15.  The decision of this Court in R.N. Goswain v. Yashpal Dhir AIR 1993 SC 352, brings in the doctrine of election in support of the very same conclusion in the following words :

"10. Law does not permit a person to both approbate and reprobate. This principle is based on the doctrine of election which postulates that no party can accept and reject the same instrument and that "a person cannot say at one time that a transaction is valid and thereby obtain some advantage, to which he could only be entitled on the footing that it is valid, and then turn round and say it is void for the purpose of securing some other advantage". [See: Verschures Creameries Ltd. v. Hull and Netherlands Steamship Co. Ltd. (1921) 2 KB 608, at p.612, Scrutton, L.J.] According to Halsbury's Laws of England, 4th Edn., Vol. 16, "after taking an advantage under an order (for example for the payment of costs) a party may be precluded from saying that it 19 is invalid and asking to set it aside". (para 1508)"

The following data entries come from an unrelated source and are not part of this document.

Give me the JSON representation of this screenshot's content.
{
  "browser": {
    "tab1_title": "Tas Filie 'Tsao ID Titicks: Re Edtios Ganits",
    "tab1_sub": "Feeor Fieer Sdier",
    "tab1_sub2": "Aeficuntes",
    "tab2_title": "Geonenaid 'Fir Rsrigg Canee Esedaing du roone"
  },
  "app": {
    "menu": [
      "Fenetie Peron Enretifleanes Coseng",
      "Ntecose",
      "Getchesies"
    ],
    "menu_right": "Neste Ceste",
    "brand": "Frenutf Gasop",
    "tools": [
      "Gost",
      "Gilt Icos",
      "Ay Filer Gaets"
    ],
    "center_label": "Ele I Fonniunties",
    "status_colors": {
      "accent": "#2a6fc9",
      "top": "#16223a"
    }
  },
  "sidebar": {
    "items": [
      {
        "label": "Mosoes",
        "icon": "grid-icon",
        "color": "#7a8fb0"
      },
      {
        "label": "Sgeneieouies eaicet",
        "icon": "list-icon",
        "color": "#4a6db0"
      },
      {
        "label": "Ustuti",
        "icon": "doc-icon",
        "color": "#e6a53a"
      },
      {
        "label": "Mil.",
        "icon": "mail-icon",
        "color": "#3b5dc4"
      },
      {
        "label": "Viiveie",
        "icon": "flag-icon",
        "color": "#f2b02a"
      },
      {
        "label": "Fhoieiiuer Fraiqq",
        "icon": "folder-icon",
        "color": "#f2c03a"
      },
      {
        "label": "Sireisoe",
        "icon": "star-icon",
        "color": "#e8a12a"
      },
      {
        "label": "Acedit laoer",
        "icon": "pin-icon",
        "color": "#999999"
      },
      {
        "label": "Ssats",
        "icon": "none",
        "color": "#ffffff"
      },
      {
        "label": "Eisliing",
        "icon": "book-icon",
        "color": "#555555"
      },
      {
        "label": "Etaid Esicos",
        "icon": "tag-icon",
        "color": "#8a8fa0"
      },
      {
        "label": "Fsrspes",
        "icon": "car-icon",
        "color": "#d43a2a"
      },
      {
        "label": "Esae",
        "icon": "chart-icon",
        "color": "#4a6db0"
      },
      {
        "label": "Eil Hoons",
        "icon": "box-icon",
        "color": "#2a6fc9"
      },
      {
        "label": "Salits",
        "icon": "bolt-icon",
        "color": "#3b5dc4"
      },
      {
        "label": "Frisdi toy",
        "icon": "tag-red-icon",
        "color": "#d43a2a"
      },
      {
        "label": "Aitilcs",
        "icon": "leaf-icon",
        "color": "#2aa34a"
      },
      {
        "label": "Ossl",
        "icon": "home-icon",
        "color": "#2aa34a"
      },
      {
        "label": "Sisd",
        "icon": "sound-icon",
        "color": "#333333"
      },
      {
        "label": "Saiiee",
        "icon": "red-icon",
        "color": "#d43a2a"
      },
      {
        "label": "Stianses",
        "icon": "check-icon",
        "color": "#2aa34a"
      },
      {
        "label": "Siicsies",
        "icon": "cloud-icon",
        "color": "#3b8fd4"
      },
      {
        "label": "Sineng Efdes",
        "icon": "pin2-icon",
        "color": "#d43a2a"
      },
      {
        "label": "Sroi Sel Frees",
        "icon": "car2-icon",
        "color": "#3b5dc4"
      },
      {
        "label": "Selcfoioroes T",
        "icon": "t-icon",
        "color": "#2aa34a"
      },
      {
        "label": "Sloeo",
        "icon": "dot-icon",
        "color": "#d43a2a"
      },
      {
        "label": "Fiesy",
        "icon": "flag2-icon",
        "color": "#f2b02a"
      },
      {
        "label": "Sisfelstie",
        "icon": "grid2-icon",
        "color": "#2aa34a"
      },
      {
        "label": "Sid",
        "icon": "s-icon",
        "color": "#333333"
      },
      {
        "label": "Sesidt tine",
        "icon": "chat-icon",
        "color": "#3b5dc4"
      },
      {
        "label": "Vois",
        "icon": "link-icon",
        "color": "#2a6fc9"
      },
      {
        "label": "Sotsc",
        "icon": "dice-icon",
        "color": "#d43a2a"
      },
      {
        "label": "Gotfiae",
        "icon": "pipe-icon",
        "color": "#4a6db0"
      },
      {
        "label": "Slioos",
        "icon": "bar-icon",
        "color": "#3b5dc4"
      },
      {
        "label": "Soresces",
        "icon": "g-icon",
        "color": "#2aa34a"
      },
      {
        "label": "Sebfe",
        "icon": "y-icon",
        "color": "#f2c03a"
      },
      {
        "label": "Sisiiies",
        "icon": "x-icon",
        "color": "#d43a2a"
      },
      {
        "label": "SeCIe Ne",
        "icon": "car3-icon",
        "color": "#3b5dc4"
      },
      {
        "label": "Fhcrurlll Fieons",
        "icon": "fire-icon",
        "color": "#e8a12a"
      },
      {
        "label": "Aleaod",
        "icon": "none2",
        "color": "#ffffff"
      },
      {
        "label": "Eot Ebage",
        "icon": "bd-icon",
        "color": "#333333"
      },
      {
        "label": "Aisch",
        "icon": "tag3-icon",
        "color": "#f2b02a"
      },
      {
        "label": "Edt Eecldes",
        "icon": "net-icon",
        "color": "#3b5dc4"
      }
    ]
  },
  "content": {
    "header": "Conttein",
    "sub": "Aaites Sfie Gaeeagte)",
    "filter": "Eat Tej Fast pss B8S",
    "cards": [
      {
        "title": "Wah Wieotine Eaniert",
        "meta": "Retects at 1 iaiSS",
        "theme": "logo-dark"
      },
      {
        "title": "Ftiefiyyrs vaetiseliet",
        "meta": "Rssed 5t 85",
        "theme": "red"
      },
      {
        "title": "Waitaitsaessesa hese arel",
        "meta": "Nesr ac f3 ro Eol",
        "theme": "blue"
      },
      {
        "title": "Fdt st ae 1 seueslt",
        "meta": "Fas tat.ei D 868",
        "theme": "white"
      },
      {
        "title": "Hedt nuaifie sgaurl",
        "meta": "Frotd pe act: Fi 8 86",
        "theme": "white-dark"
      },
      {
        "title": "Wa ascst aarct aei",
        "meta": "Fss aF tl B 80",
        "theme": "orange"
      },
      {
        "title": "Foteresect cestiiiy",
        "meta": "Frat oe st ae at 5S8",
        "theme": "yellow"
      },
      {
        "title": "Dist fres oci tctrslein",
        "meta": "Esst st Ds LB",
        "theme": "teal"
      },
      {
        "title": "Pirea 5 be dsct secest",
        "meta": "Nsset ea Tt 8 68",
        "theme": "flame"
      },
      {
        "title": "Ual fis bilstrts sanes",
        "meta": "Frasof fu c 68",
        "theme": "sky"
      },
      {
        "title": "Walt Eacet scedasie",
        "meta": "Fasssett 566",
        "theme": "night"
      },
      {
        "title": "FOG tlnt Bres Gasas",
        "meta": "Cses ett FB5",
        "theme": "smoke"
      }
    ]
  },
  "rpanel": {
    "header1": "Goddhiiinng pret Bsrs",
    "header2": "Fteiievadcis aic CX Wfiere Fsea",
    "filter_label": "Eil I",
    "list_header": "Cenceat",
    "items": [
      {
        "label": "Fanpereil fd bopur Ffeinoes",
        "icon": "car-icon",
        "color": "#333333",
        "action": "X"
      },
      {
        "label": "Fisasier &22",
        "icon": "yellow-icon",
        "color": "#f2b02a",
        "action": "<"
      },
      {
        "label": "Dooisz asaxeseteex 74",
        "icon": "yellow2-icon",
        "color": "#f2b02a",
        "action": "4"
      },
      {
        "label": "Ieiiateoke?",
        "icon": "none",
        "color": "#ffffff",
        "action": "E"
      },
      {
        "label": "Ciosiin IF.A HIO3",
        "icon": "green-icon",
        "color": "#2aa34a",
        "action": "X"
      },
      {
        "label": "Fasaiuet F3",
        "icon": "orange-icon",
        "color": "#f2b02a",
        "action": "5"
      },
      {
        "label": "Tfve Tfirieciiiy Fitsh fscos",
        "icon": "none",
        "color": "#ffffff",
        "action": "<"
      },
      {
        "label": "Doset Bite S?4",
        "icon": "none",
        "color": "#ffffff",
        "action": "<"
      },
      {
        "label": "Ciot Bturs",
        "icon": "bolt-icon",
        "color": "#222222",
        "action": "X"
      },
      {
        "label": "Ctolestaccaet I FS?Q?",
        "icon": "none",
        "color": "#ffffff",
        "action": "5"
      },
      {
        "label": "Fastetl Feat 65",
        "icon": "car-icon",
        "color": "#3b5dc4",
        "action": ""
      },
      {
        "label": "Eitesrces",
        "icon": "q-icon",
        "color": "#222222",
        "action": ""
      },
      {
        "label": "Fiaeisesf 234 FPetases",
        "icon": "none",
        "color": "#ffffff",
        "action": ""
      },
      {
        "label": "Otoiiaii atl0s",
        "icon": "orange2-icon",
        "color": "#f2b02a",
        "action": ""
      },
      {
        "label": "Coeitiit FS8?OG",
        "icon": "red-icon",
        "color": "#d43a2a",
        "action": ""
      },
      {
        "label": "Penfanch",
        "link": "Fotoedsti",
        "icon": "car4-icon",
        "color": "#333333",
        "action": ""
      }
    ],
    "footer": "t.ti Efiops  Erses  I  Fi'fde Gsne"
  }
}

16.  In America Estoppel by acceptance of benefits is one of the recognized situations that would prevent a party from taking up inconsistent positions qua a contract or transaction under which it has benefited.

17.  American Jurisprudence, 2nd Edition, Volume 28, pages 677-680 discusses `Estoppel by acceptance of benefits' in the following passage:

"Estoppel by the acceptance of benefits: Estoppel is frequently based upon the acceptance and retention, by one having knowledge or notice of the facts, of benefits from a transaction, contract, instrument, regulation which he might have rejected or contested. This doctrine is obviously a branch of the rule against assuming inconsistent positions.

As a general principle, one who knowingly accepts the benefits of a contract or conveyance is estopped to deny the validity or binding effect on him of such contract or conveyance.

This rule has to be applied to do equity and must not be applied in such a manner as to 20 violate the principles of right and good conscience."

18.  For the reasons set out by us hereinabove, we have no hesitation in holding that the appellant was not entitled to question the terms of the Migration Package after unconditionally accepting and acting upon the same.

19.  In the result this appeal fails and is hereby dismissed but in the circumstances without any order as to costs.